12:49I think the biggest learning is that you just have to be yourself and not try to sell someone something you're not.
12:58Both from a tool perspective, but also you personally towards investors, towards employees, towards customers.
13:06So I just have, I feel like, one personality that goes into all directions the same.
13:12So I just want to be very authentic about what's important to me, what I'm passionate about, what I'm good at, what I'm bad at.
13:18And so this is, I think, the most important thing to myself, to stay true to myself.
13:23And then also business-wise, everything is selling always.
13:28So it helps if you're passionate about it.
13:32Because even now, like, talking about it, I get energy from that because I love what I'm doing.
13:38And I think that is important.
13:40As soon as you lose that spark, everyone will sort of feel it.
13:44I'm a big believer in energies and vibes and that your thoughts can also be seen and manifest.
13:51And, yeah, that's something that you just have to be intuitive about.
13:57Yeah, I love that.
13:58In terms of the future, now that you're taking these learnings, being yourself in these meetings,
14:03going forward with FIDES in a way that you feel is, you know, really what you are excited about,
14:07what you're passionate about, what do you see as the future?
14:09Is there anything on the horizon that you're especially excited for?
14:13Our goal is to become the European leader or at least the leader in our region, of course, as fast as possible.
14:21And for us, it's also very important to stay a European company, but with a global footprint.
14:29And I think that's what a lot of companies in Germany miss.
14:32And investors tell you always, like, oh, you need to wait.
14:36Don't scratch yourself between two continents.
14:38And there was one thing in the Sequoia Arc program that the founder of Klarna said, like, in hindsight,
14:44what would he have done differently is go to the U.S. before you go to any European country,
14:50because a new market comes with the same challenges, either it's France or Italy or the U.S.
14:56And then it might as well be the U.S. being the biggest market.

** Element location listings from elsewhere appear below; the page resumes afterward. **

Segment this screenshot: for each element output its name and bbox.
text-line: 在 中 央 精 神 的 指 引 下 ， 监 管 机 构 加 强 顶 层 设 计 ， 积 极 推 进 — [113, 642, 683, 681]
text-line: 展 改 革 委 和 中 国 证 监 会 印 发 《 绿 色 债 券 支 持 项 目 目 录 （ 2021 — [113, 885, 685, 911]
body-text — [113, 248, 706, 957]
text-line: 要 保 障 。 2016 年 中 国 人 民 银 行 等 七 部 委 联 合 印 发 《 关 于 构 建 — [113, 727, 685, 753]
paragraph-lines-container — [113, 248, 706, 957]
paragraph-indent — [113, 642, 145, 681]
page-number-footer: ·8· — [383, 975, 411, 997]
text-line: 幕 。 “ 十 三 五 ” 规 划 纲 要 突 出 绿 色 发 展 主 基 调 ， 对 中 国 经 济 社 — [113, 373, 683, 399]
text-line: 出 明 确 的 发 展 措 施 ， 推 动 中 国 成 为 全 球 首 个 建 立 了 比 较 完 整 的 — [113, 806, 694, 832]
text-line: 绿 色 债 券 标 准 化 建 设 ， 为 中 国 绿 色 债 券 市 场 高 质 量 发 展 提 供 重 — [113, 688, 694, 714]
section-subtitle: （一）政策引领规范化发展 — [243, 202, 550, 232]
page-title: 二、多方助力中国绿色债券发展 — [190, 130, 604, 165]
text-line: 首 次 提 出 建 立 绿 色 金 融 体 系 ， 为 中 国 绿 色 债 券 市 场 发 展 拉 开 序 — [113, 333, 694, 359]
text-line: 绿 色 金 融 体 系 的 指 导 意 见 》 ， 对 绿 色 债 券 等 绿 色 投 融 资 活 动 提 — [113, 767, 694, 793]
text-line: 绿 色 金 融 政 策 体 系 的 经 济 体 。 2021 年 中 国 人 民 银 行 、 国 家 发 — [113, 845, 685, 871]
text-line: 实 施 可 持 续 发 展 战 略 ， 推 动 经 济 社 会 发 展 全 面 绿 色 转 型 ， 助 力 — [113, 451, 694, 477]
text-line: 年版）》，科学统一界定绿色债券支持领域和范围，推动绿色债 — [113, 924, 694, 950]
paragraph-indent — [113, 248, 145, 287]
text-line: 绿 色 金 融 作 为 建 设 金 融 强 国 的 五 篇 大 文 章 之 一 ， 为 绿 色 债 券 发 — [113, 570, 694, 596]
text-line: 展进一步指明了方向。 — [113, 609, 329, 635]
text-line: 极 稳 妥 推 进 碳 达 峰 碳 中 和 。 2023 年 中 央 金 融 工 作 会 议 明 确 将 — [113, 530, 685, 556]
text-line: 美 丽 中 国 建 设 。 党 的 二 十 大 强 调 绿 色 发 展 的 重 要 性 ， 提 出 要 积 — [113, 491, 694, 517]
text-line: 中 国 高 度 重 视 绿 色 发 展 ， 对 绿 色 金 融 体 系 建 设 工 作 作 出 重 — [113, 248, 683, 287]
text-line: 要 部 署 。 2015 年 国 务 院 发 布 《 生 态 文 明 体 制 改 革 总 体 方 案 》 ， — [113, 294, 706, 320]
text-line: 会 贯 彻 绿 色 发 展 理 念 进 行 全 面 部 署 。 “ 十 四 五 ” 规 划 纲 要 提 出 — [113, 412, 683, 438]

15:00And we have competitors in Germany that are the same providers in the U.S.
15:04So we know our product is already better than theirs.
15:08And that's why we're going to attack them in their home market.
15:11And my schedule, if you look into my calendar, like everything after 6 p.m. is U.S. calls.
15:16Sometimes I give demos at 1 a.m.
15:19Yeah.
15:20And I'm super excited about that, actually.
15:23Do you have any predictions about how AI is going to continue to impact you and what you're building?
15:28So we have a lot of agents that we're currently building that will fully automate what councils are doing today.
15:36So you will just interact with our tool, like it's your personal paralegal or even corporate council.
15:44So we will automate a lot of the tasks over the long time that councils right now have to do manually.
15:50That doesn't mean that they will fall out of the job, but it just means they have more time for high value tasks.
15:58And then also looking into the boardroom, there's something about also giving strategic recommendations to the board members.
16:07That could be exciting because there's so much data and facts to consider in the boardroom where AI can really help you to quickly pull something up to remind you, hey, you've already discussed this two years ago.
16:21So this is something that we will probably be looking into more.
16:25Yeah. For other young founders today, having now built multiple companies, left one, started a new one, success on both of those ends.
16:36What is your biggest piece of advice for others who are hoping to build companies right now?
16:41It's common sense. Building a company doesn't require having a degree, in my opinion.
16:48It doesn't require to be a specific expert. You just have to re-engineer it.
16:55Like there's always a first step. And I think that's where the most people, they don't even get started.
17:01And I respect if someone gets started and then you will figure it out on the way.
17:06Yeah. Well, thank you so much for taking the time to walk me through all this.
17:09I'm so excited to see all that you guys continue to build the slides. Thank you.